Since Japan’s fiscal year started in April, sales of longer yen company notes due in nine to 11 years have dropped about 5%, Bloomberg-compiled data show. The 10-year sector is particularly sensitive to the BOJ’s cuts in bond buying. That came as issuance of similar debt maturing in four to six years jumped 22%.

Signs of the central bank’s hawkishness  — only about 30% of BOJ watchers predicted a hike as their base-case scenarios, according to a Bloomberg survey — indicate that investors may avoid riskier debt even more.  

“Investor demand for long-term corporate bonds will probably fall due to higher rates,” said Kazuma Ogino, senior credit analyst at Nomura Securities Co. “Investors will likely want more five-year corporate bonds and fewer 10-year notes.”

That may reduce companies’ ability to hold secure funds for long periods via debt issuance.
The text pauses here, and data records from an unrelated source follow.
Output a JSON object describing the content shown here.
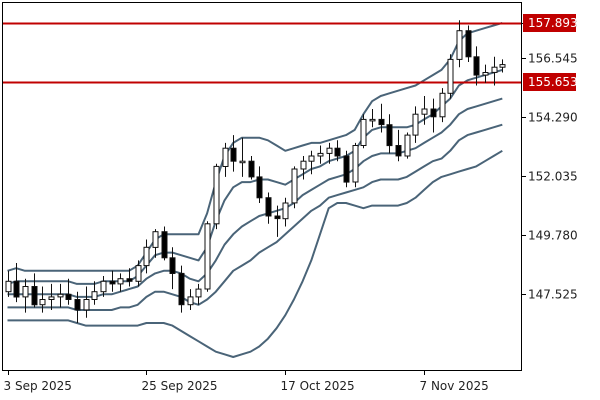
{
  "chart_data": {
    "type": "candlestick",
    "title": "",
    "xlabel": "",
    "ylabel": "",
    "ylim": [
      144.6,
      158.7
    ],
    "y_ticks": [
      "157.893",
      "156.545",
      "154.290",
      "152.035",
      "149.780",
      "147.525"
    ],
    "y_tick_values": [
      157.893,
      156.545,
      154.29,
      152.035,
      149.78,
      147.525
    ],
    "x_ticks": [
      "3 Sep 2025",
      "25 Sep 2025",
      "17 Oct 2025",
      "7 Nov 2025"
    ],
    "x_tick_index": [
      0,
      16,
      32,
      48
    ],
    "horizontal_lines": [
      {
        "label": "157.893",
        "value": 157.893
      },
      {
        "label": "155.653",
        "value": 155.653
      }
    ],
    "colors": {
      "up_candle": "#ffffff",
      "down_candle": "#000000",
      "candle_outline": "#111111",
      "band": "#4a6478",
      "level_line": "#c00000",
      "tag_bg": "#c00000",
      "axis": "#000000"
    },
    "candles": [
      [
        147.6,
        148.4,
        147.4,
        148.0
      ],
      [
        148.0,
        148.7,
        147.2,
        147.4
      ],
      [
        147.4,
        148.1,
        146.8,
        147.8
      ],
      [
        147.8,
        148.3,
        147.0,
        147.1
      ],
      [
        147.1,
        147.8,
        146.8,
        147.3
      ],
      [
        147.3,
        147.9,
        146.9,
        147.4
      ],
      [
        147.4,
        147.9,
        147.0,
        147.5
      ],
      [
        147.5,
        148.1,
        147.1,
        147.3
      ],
      [
        147.3,
        147.6,
        146.4,
        146.9
      ],
      [
        146.9,
        147.8,
        146.6,
        147.3
      ],
      [
        147.3,
        148.0,
        147.1,
        147.6
      ],
      [
        147.6,
        148.2,
        147.4,
        148.0
      ],
      [
        148.0,
        148.4,
        147.6,
        147.9
      ],
      [
        147.9,
        148.3,
        147.6,
        148.1
      ],
      [
        148.1,
        148.5,
        147.8,
        148.0
      ],
      [
        148.0,
        148.8,
        147.8,
        148.6
      ],
      [
        148.6,
        149.6,
        148.3,
        149.3
      ],
      [
        149.3,
        150.0,
        148.9,
        149.9
      ],
      [
        149.9,
        150.1,
        148.8,
        148.9
      ],
      [
        148.9,
        149.3,
        147.7,
        148.3
      ],
      [
        148.3,
        148.6,
        146.8,
        147.1
      ],
      [
        147.1,
        147.7,
        146.9,
        147.4
      ],
      [
        147.4,
        147.9,
        147.1,
        147.7
      ],
      [
        147.7,
        150.3,
        147.6,
        150.2
      ],
      [
        150.2,
        152.5,
        150.0,
        152.4
      ],
      [
        152.4,
        153.3,
        152.0,
        153.1
      ],
      [
        153.1,
        153.6,
        152.2,
        152.6
      ],
      [
        152.6,
        153.5,
        152.0,
        152.6
      ],
      [
        152.6,
        152.8,
        151.9,
        152.0
      ],
      [
        152.0,
        152.4,
        151.0,
        151.2
      ],
      [
        151.2,
        151.4,
        150.2,
        150.5
      ],
      [
        150.5,
        150.9,
        149.7,
        150.4
      ],
      [
        150.4,
        151.2,
        150.1,
        151.0
      ],
      [
        151.0,
        152.4,
        150.8,
        152.3
      ],
      [
        152.3,
        152.8,
        151.9,
        152.6
      ],
      [
        152.6,
        153.0,
        152.1,
        152.8
      ],
      [
        152.8,
        153.2,
        152.5,
        152.9
      ],
      [
        152.9,
        153.3,
        152.5,
        153.1
      ],
      [
        153.1,
        153.4,
        152.6,
        152.8
      ],
      [
        152.8,
        153.0,
        151.6,
        151.8
      ],
      [
        151.8,
        153.3,
        151.6,
        153.2
      ],
      [
        153.2,
        154.4,
        153.1,
        154.2
      ],
      [
        154.2,
        154.6,
        153.9,
        154.2
      ],
      [
        154.2,
        154.8,
        153.7,
        154.0
      ],
      [
        154.0,
        154.4,
        152.9,
        153.2
      ],
      [
        153.2,
        153.8,
        152.6,
        152.8
      ],
      [
        152.8,
        153.7,
        152.7,
        153.6
      ],
      [
        153.6,
        154.7,
        153.3,
        154.4
      ],
      [
        154.4,
        155.1,
        154.0,
        154.6
      ],
      [
        154.6,
        155.0,
        153.7,
        154.3
      ],
      [
        154.3,
        155.4,
        154.1,
        155.2
      ],
      [
        155.2,
        156.7,
        155.0,
        156.5
      ],
      [
        156.5,
        158.0,
        156.2,
        157.6
      ],
      [
        157.6,
        157.8,
        156.4,
        156.6
      ],
      [
        156.6,
        157.0,
        155.5,
        155.9
      ],
      [
        155.9,
        156.3,
        155.6,
        156.0
      ],
      [
        156.0,
        156.6,
        155.5,
        156.2
      ],
      [
        156.2,
        156.5,
        156.0,
        156.3
      ]
    ],
    "bands": {
      "upper2": [
        148.4,
        148.5,
        148.4,
        148.4,
        148.4,
        148.4,
        148.4,
        148.4,
        148.4,
        148.4,
        148.4,
        148.4,
        148.4,
        148.4,
        148.4,
        148.6,
        149.1,
        149.6,
        149.8,
        149.8,
        149.8,
        149.8,
        149.8,
        150.6,
        151.8,
        152.8,
        153.3,
        153.5,
        153.5,
        153.5,
        153.4,
        153.2,
        153.0,
        153.1,
        153.2,
        153.3,
        153.3,
        153.4,
        153.5,
        153.6,
        153.8,
        154.4,
        154.9,
        155.1,
        155.2,
        155.3,
        155.4,
        155.5,
        155.7,
        155.9,
        156.1,
        156.5,
        157.2,
        157.5,
        157.6,
        157.7,
        157.8,
        157.9
      ],
      "upper1": [
        147.9,
        148.0,
        148.0,
        148.0,
        148.0,
        148.0,
        148.0,
        148.0,
        147.9,
        147.9,
        147.9,
        148.0,
        148.0,
        148.0,
        148.0,
        148.2,
        148.6,
        149.0,
        149.1,
        149.1,
        149.0,
        148.9,
        148.8,
        149.3,
        150.3,
        151.1,
        151.6,
        151.8,
        151.8,
        151.9,
        151.9,
        151.8,
        151.7,
        151.9,
        152.1,
        152.3,
        152.4,
        152.6,
        152.7,
        152.8,
        153.0,
        153.5,
        153.8,
        153.9,
        153.9,
        153.9,
        153.9,
        154.0,
        154.2,
        154.4,
        154.7,
        155.0,
        155.5,
        155.7,
        155.8,
        155.9,
        156.0,
        156.1
      ],
      "mid": [
        147.5,
        147.5,
        147.5,
        147.5,
        147.5,
        147.5,
        147.5,
        147.5,
        147.4,
        147.4,
        147.4,
        147.5,
        147.5,
        147.6,
        147.7,
        147.8,
        148.1,
        148.3,
        148.4,
        148.4,
        148.3,
        148.1,
        148.0,
        148.3,
        148.8,
        149.4,
        149.8,
        150.1,
        150.3,
        150.5,
        150.6,
        150.7,
        150.8,
        151.0,
        151.3,
        151.5,
        151.7,
        151.9,
        152.0,
        152.1,
        152.3,
        152.6,
        152.8,
        152.9,
        152.9,
        152.9,
        153.0,
        153.1,
        153.3,
        153.5,
        153.7,
        154.0,
        154.4,
        154.6,
        154.7,
        154.8,
        154.9,
        155.0
      ],
      "lower1": [
        147.0,
        147.0,
        147.0,
        147.0,
        147.0,
        147.0,
        147.0,
        147.0,
        146.9,
        146.9,
        146.9,
        146.9,
        146.9,
        147.0,
        147.0,
        147.1,
        147.4,
        147.6,
        147.6,
        147.5,
        147.4,
        147.2,
        147.1,
        147.3,
        147.6,
        148.0,
        148.4,
        148.6,
        148.8,
        149.1,
        149.3,
        149.5,
        149.8,
        150.1,
        150.4,
        150.7,
        150.9,
        151.2,
        151.3,
        151.4,
        151.5,
        151.6,
        151.8,
        151.9,
        151.9,
        151.9,
        152.0,
        152.2,
        152.4,
        152.6,
        152.7,
        153.0,
        153.4,
        153.6,
        153.7,
        153.8,
        153.9,
        154.0
      ],
      "lower2": [
        146.5,
        146.5,
        146.5,
        146.5,
        146.5,
        146.5,
        146.5,
        146.5,
        146.4,
        146.3,
        146.3,
        146.3,
        146.3,
        146.3,
        146.3,
        146.3,
        146.4,
        146.4,
        146.4,
        146.3,
        146.1,
        145.9,
        145.7,
        145.5,
        145.3,
        145.2,
        145.1,
        145.2,
        145.3,
        145.5,
        145.8,
        146.2,
        146.7,
        147.3,
        148.0,
        148.8,
        149.8,
        150.8,
        151.0,
        151.0,
        150.9,
        150.8,
        150.9,
        150.9,
        150.9,
        150.9,
        151.0,
        151.2,
        151.5,
        151.8,
        152.0,
        152.1,
        152.2,
        152.3,
        152.4,
        152.6,
        152.8,
        153.0
      ]
    }
  }
}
For investors in Japan’s corporate bonds, the impact of the BOJ’s efforts to ‘normalize’ monetary policy may become clearer: while they were able to earn higher returns putting their money in longer and riskier debt while the BOJ was conducting radical easing, they now need to weigh more the possibility of losses as interest rates may rise further.

Investors may also opt to put their money in government bonds rather than corporate notes to avoid risks as debt yields rise, said Shunsuke Oshida, head of credit research at Manulife Investment Management Japan. That may lead to spreads widening on corporate debt relative to sovereign bonds, he said.